Around 10 years into this job, the final salary pension scheme was closed for new joiners. It was in a state of substantial actuarial deficit - meaning that the total amount of money that was held by the scheme, coupled with slow growth anticipated, could not meet the financial demands anticipated. The company put more money into it, but they also said that employees had to either increase their contribution to obtain the benefit to which they had previously entitled to, or accept a reduced benefit. It goes without saying that there was no "state" or "taxpayer" to cover any deficit, despite the fact that part of the reason for the deficit was because of a certain chancellor changing the rules to take money out of pension schemes.
Five years ago, I changed to a job in the same sector, but with a different employer. I was able to freeze my final salary pension with the first employer. The new one had a money-purchase scheme, but the retirement date was now 65.
So, over the course of just over 20 years, remaining in the same sector, I have gone from a final salary pension to a money-purchase pension, and my retirement date has got 10 years later.
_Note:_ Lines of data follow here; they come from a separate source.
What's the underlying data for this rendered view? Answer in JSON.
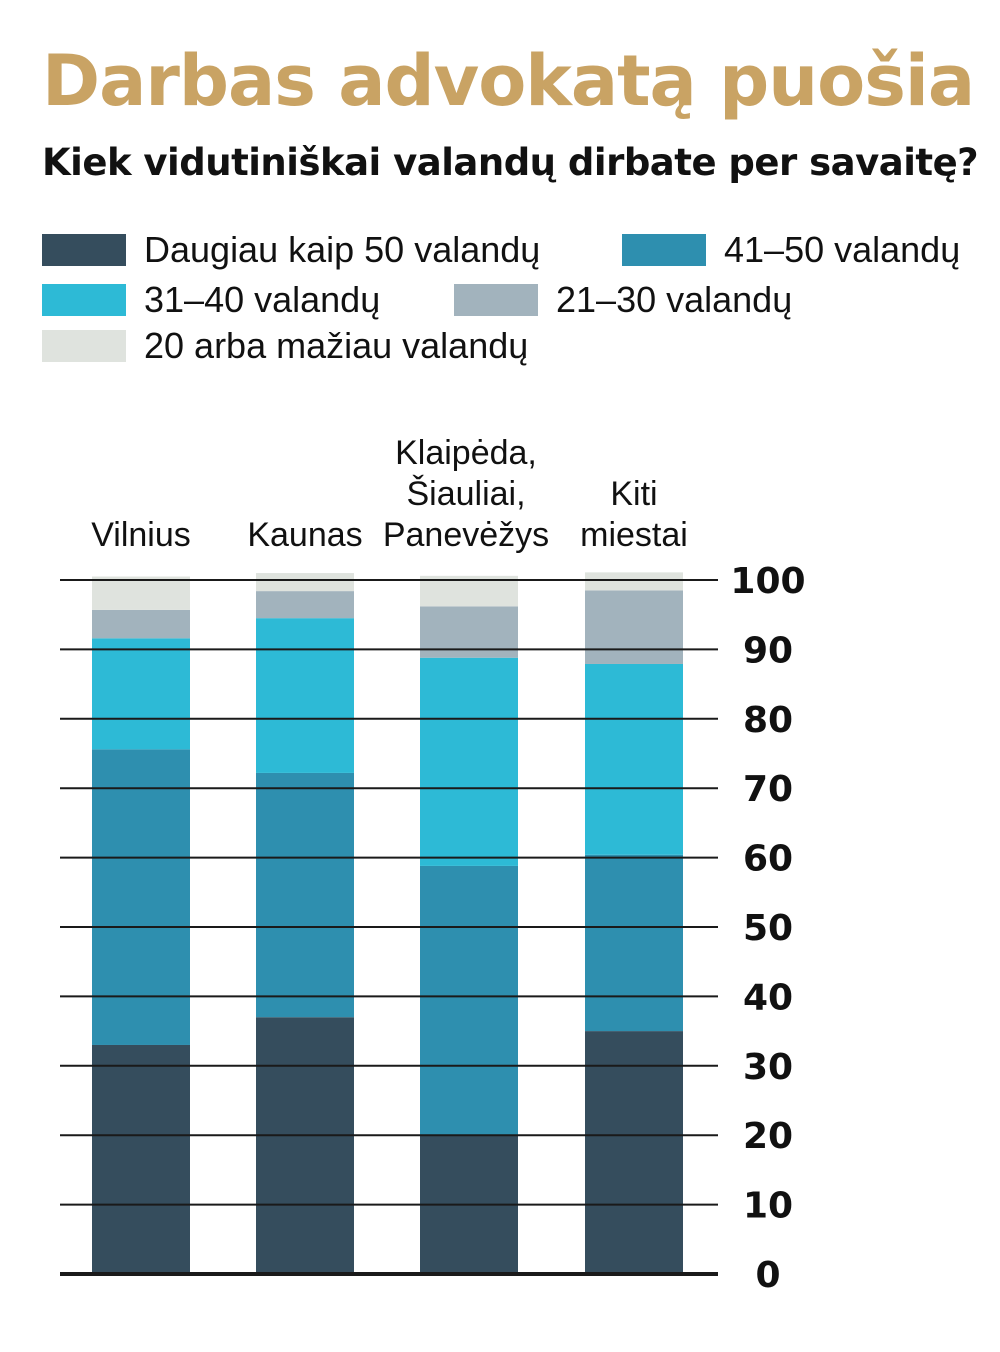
{
  "title": "Darbas advokatą puošia",
  "subtitle": "Kiek vidutiniškai valandų dirbate per savaitę?",
  "colors": {
    "title": "#c9a364",
    "series": [
      "#354d5d",
      "#2e8faf",
      "#2dbad6",
      "#a2b3bd",
      "#dfe3de"
    ],
    "gridline": "#1a1a1a"
  },
  "chart_data": {
    "type": "bar",
    "stacked": true,
    "categories": [
      "Vilnius",
      "Kaunas",
      "Klaipėda,\nŠiauliai,\nPanevėžys",
      "Kiti\nmiestai"
    ],
    "series": [
      {
        "name": "Daugiau kaip 50 valandų",
        "values": [
          33,
          37,
          20,
          35
        ]
      },
      {
        "name": "41–50 valandų",
        "values": [
          42.6,
          35.2,
          38.8,
          25.4
        ]
      },
      {
        "name": "31–40 valandų",
        "values": [
          16,
          22.3,
          30.0,
          27.5
        ]
      },
      {
        "name": "21–30 valandų",
        "values": [
          4.1,
          3.9,
          7.4,
          10.6
        ]
      },
      {
        "name": "20 arba mažiau valandų",
        "values": [
          4.8,
          2.6,
          4.4,
          2.6
        ]
      }
    ],
    "ylim": [
      0,
      100
    ],
    "yticks": [
      "0",
      "10",
      "20",
      "30",
      "40",
      "50",
      "60",
      "70",
      "80",
      "90",
      "100"
    ],
    "y_axis_side": "right",
    "grid": true,
    "legend": "top"
  }
}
No-one wants to see other people having to work longer or getting smaller benefits. But neither is it reasonable to assume that because you are a public sector employee, you should be entitled to have a pension that is subsidised with taxpayer's (my) money that is better than any I can hope to have. It used to be the case that such perks could be justified because the terms and conditions of public sector employees were generally worse than those in the private sector - but that's not the case any more. (Here's a report about the relationship between public and private sector pay.)
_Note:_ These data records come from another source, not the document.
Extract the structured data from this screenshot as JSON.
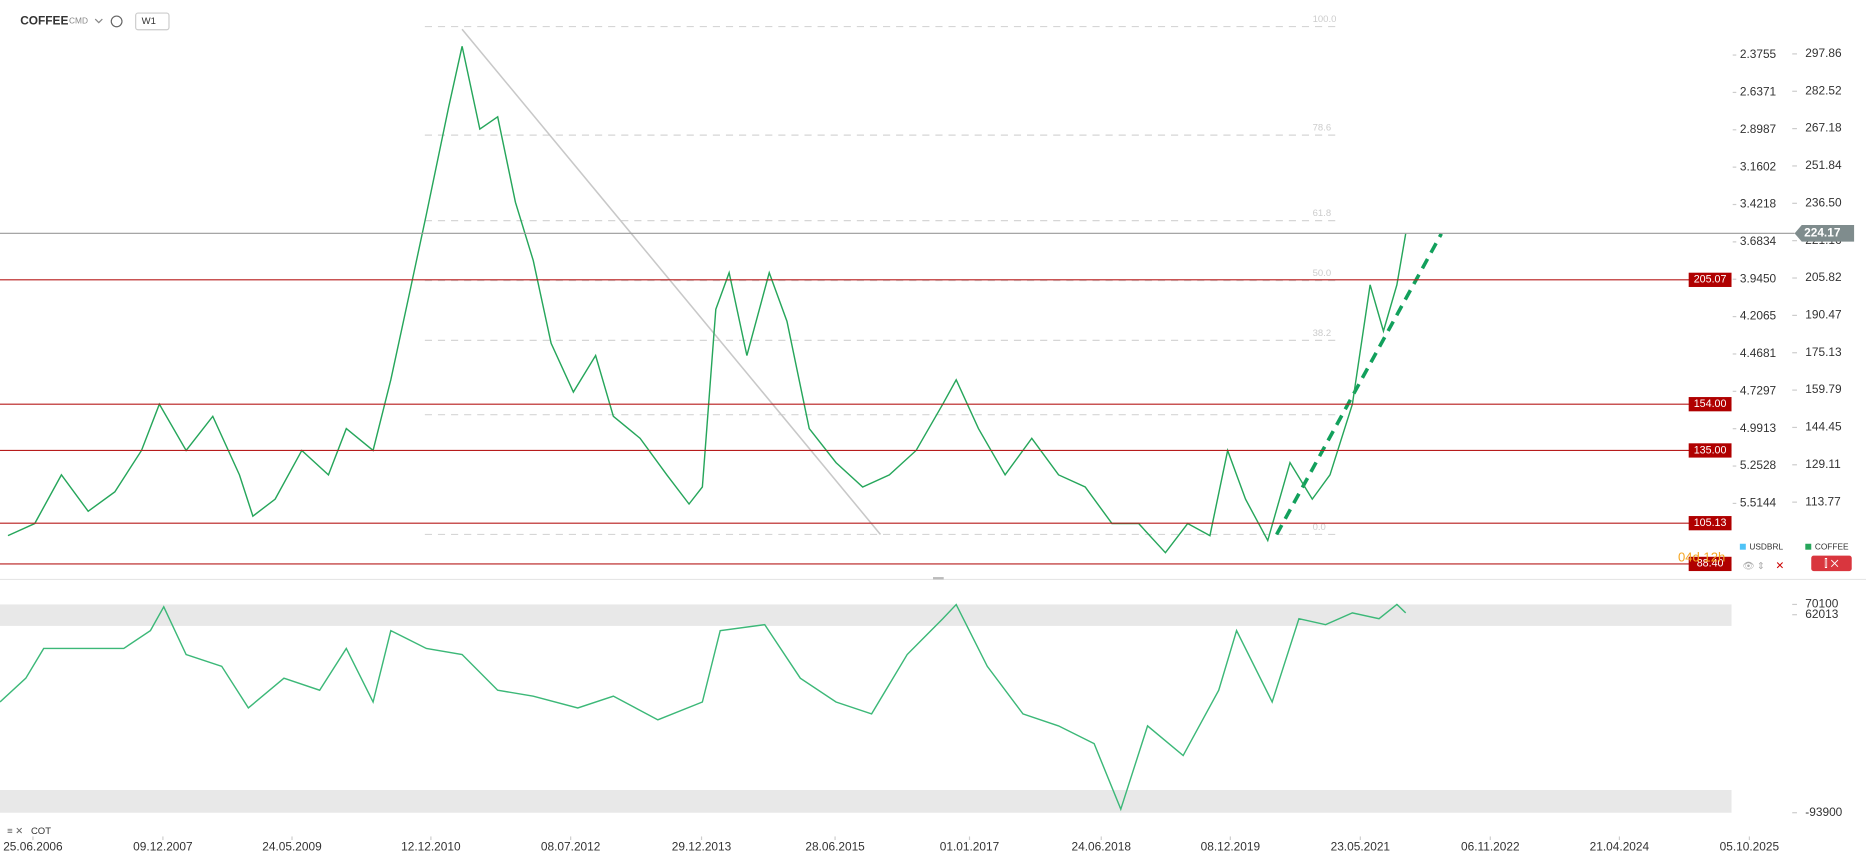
{
  "header": {
    "symbol": "COFFEE",
    "class": "CMD",
    "interval": "W1",
    "indicator": "COT"
  },
  "chart_data": [
    {
      "type": "line",
      "y_axis_name": "COFFEE",
      "y2_axis_name": "USDBRL",
      "y2_color": "#4fc3f7",
      "countdown": "04d 12h",
      "xlim": [
        2006.11,
        2027.07
      ],
      "ylim": [
        83,
        320
      ],
      "y2lim": [
        6.03,
        1.99
      ],
      "xticks": [
        {
          "value": 2006.48,
          "label": "25.06.2006"
        },
        {
          "value": 2007.94,
          "label": "09.12.2007"
        },
        {
          "value": 2009.39,
          "label": "24.05.2009"
        },
        {
          "value": 2010.95,
          "label": "12.12.2010"
        },
        {
          "value": 2012.52,
          "label": "08.07.2012"
        },
        {
          "value": 2013.99,
          "label": "29.12.2013"
        },
        {
          "value": 2015.49,
          "label": "28.06.2015"
        },
        {
          "value": 2017.0,
          "label": "01.01.2017"
        },
        {
          "value": 2018.48,
          "label": "24.06.2018"
        },
        {
          "value": 2019.93,
          "label": "08.12.2019"
        },
        {
          "value": 2021.39,
          "label": "23.05.2021"
        },
        {
          "value": 2022.85,
          "label": "06.11.2022"
        },
        {
          "value": 2024.3,
          "label": "21.04.2024"
        },
        {
          "value": 2025.76,
          "label": "05.10.2025"
        }
      ],
      "yticks": [
        297.86,
        282.52,
        267.18,
        251.84,
        {
          "value": 236.5,
          "label": "236.50"
        },
        221.16,
        205.82,
        190.47,
        175.13,
        159.79,
        144.45,
        129.11,
        113.77
      ],
      "y2ticks": [
        2.3755,
        2.6371,
        2.8987,
        3.1602,
        3.4218,
        3.6834,
        {
          "value": 3.945,
          "label": "3.9450"
        },
        4.2065,
        4.4681,
        4.7297,
        4.9913,
        5.2528,
        5.5144
      ],
      "series": [
        {
          "name": "COFFEE",
          "color": "#26a65b",
          "x": [
            2006.2,
            2006.5,
            2006.8,
            2007.1,
            2007.4,
            2007.7,
            2007.9,
            2008.2,
            2008.5,
            2008.8,
            2008.95,
            2009.2,
            2009.5,
            2009.8,
            2010.0,
            2010.3,
            2010.5,
            2010.7,
            2010.9,
            2011.15,
            2011.3,
            2011.5,
            2011.7,
            2011.9,
            2012.1,
            2012.3,
            2012.55,
            2012.8,
            2013.0,
            2013.3,
            2013.6,
            2013.85,
            2014.0,
            2014.15,
            2014.3,
            2014.5,
            2014.75,
            2014.95,
            2015.2,
            2015.5,
            2015.8,
            2016.1,
            2016.4,
            2016.7,
            2016.85,
            2017.1,
            2017.4,
            2017.7,
            2018.0,
            2018.3,
            2018.6,
            2018.9,
            2019.2,
            2019.45,
            2019.7,
            2019.9,
            2020.1,
            2020.35,
            2020.6,
            2020.85,
            2021.05,
            2021.3,
            2021.5,
            2021.65,
            2021.8,
            2021.9
          ],
          "values": [
            100,
            105,
            125,
            110,
            118,
            135,
            154,
            135,
            149,
            125,
            108,
            115,
            135,
            125,
            144,
            135,
            164,
            198,
            232,
            276,
            301,
            267,
            272,
            237,
            213,
            179,
            159,
            174,
            149,
            140,
            125,
            113,
            120,
            193,
            208,
            174,
            208,
            188,
            144,
            130,
            120,
            125,
            135,
            154,
            164,
            144,
            125,
            140,
            125,
            120,
            105,
            105,
            93,
            105,
            100,
            135,
            115,
            98,
            130,
            115,
            125,
            154,
            203,
            184,
            203,
            224
          ]
        }
      ],
      "last_price": 224.17,
      "levels": [
        {
          "value": 205.07
        },
        {
          "value": 154,
          "label": "154.00"
        },
        {
          "value": 135,
          "label": "135.00"
        },
        {
          "value": 105.13
        },
        {
          "value": 88.4,
          "label": "88.40"
        }
      ],
      "fib": [
        {
          "value": 309.1,
          "label": "100.0"
        },
        {
          "value": 264.5,
          "label": "78.6"
        },
        {
          "value": 229.4,
          "label": "61.8"
        },
        {
          "value": 204.8,
          "label": "50.0"
        },
        {
          "value": 180.2,
          "label": "38.2"
        },
        {
          "value": 149.7,
          "label": null
        },
        {
          "value": 100.5,
          "label": "0.0"
        }
      ],
      "trendlines": [
        {
          "x": [
            2011.3,
            2016.0
          ],
          "y": [
            308,
            100.5
          ],
          "color": "#c8c8c8",
          "dashed": false
        },
        {
          "x": [
            2020.45,
            2022.3
          ],
          "y": [
            100.5,
            224
          ],
          "color": "#12a05c",
          "dashed": true
        }
      ]
    },
    {
      "type": "line",
      "xlim": [
        2006.11,
        2027.07
      ],
      "ylim": [
        -100400,
        77600
      ],
      "yticks": [
        70100,
        62013,
        -93900
      ],
      "bands": [
        [
          53200,
          70100
        ],
        [
          -93900,
          -76000
        ]
      ],
      "series": [
        {
          "name": "COT",
          "color": "#3cb878",
          "x": [
            2006.11,
            2006.4,
            2006.6,
            2007.5,
            2007.8,
            2007.95,
            2008.2,
            2008.6,
            2008.9,
            2009.3,
            2009.7,
            2010.0,
            2010.3,
            2010.5,
            2010.9,
            2011.3,
            2011.7,
            2012.1,
            2012.6,
            2013.0,
            2013.5,
            2014.0,
            2014.2,
            2014.7,
            2015.1,
            2015.5,
            2015.9,
            2016.3,
            2016.7,
            2016.85,
            2017.2,
            2017.6,
            2018.0,
            2018.4,
            2018.7,
            2019.0,
            2019.4,
            2019.8,
            2020.0,
            2020.4,
            2020.7,
            2021.0,
            2021.3,
            2021.6,
            2021.8,
            2021.9
          ],
          "values": [
            -6700,
            12000,
            35400,
            35400,
            49500,
            68200,
            30700,
            21400,
            -11400,
            12000,
            2600,
            35400,
            -6700,
            49500,
            35400,
            30700,
            2600,
            -2100,
            -11400,
            -2100,
            -20800,
            -6700,
            49500,
            54200,
            12000,
            -6700,
            -16100,
            30700,
            58900,
            70000,
            21400,
            -16100,
            -25500,
            -39500,
            -91100,
            -25500,
            -48900,
            2600,
            49500,
            -6700,
            58900,
            54200,
            63500,
            58900,
            70100,
            63500
          ]
        }
      ]
    }
  ]
}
The public sector strikes aren't to do with economic reality: they are politically opportunistic attempts to chuck stones at the coalition government. There is no political party that would be prepared to back away from reform, and I suspect that the Labour party are secretly relieved that they aren't the party that has had to take the bull by the horns and risk alienating their union supporters. Whilst of course nobody would disagree with the idea of nurses and teachers being able to stop work before they are too old to do their jobs effectively, I suspect it's also the case that few people employed by the private sector are prepared to accept tax rises to allow the public sector privileges that are long gone from the private sector.